Наконец откуда-то донёсся гул трактора. Значит, мама где-то поблизости. Только скажу ей свою новость? Вдруг она расстроится, ударится в слёзы? Я видеть не могу, как плачет мама, у меня просто сердце разрывается на кусочки. А вон и трактор. Мама сидит за рулём. За её спиной стоят две женщины. Катаются. Эге, дела тут, я вижу, мировые!
Мои детишки устроились под старым тутовником. Я уже говорил, что самой младшенькой – два годика. За ней присматривает Зулейха.
Рабиниса спала, укутавшись в старый папин чапан. Зулейха и Усман самозабвенно играли в камушки. Аман ползал в арыке, рвал только-только пробившуюся зелень и жевал её. Словом, они были так заняты собой, что и не заметили, как я соскочил с осла и долго наблюдал за ними. Первым увидел меня Усман.
– Брат приехал, брат приехал, – запрыгал он на месте.
Не знаю, по-моему, Усман любит меня чуть больше, чем все остальные. Если его кто-нибудь обидит, то он плачет не как все дети: «Мама-а!» Нет, он ревёт так: «Ака-а-а!» Если его побили ребятишки, опять вспоминает меня: «Вот погоди, придёт мой Ариф-ака, задаст вам жару!» Но не зря любит меня Усман. Из люльки он прямёхонько переселился на мои плечи. Можно сказать, на моём горбу и вырос.
Усман сразу принялся жаловаться:
– Ака, смотрите, Зулейха отобрала все мои красные камушки!
– А вот и нет! – взвилась Зулейха. – Я их у него по-честному выиграла.
– Ты мошенничаешь, а не по-честному!
– Сам ты мошенничаешь! – не сдавалась Зулейха.

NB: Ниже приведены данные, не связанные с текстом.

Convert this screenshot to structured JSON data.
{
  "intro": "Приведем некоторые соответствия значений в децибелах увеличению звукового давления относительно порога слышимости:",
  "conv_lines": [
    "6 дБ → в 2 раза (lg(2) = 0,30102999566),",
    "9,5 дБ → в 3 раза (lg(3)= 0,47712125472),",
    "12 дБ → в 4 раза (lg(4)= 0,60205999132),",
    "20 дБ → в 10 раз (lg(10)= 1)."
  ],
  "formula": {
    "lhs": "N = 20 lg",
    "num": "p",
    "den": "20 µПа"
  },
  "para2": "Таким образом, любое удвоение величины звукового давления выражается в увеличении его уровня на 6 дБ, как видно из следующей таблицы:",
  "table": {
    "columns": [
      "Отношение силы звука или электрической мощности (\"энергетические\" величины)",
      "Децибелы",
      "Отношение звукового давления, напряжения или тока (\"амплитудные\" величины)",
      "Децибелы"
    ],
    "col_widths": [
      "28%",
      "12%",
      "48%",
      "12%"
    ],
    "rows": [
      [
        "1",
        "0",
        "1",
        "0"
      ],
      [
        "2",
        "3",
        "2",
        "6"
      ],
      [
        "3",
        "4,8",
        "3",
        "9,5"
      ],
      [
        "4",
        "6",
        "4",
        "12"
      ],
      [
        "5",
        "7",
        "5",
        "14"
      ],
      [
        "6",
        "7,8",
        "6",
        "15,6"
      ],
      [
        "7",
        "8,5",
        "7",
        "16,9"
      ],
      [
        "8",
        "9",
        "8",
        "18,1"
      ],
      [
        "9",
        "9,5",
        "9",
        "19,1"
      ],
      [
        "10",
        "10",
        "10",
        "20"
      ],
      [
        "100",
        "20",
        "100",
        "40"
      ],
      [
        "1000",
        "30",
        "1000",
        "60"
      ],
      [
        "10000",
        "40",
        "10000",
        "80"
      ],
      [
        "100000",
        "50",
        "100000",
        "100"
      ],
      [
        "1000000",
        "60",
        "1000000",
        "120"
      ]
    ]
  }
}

На мой голос выполз из арыка Аман.
– Ака, акаджан, Зулейха ваша и Усман мой хлеб съели!
– Не может быть!
– Если не верите, вот пощупайте мой живот – он начисто голодный! – С этими словами Аман задрал рубаху, показывая мне надутый и красноватый, как у птенца, живот.
Хорошо, что в кармане у меня оказалось с горсточку сушёного урюка. Высыпал его в ладошки брата, потом нахмурил лицо и повернулся к Зулейхе:
– Ты почему съела хлеб братишки? Ещё раз такое услышу – не покатаю на осле.
Тем временем Аман успел куда-то припрятать урюк и опять принялся жаловаться:
– Этот… этот… Усман тоже отбирает у меня хлеб. Верно, что отбирал, верно ведь?
Расставил кривые тонкие ножки, животик болезненно вспухший, на лице нездоровый румянец, – я поглядел на него, и что-то больно сжалось внутри. Поспешно зашарил по карманам: авось что-нибудь выужу (а я всегда что-нибудь в них ношу для своих детишек).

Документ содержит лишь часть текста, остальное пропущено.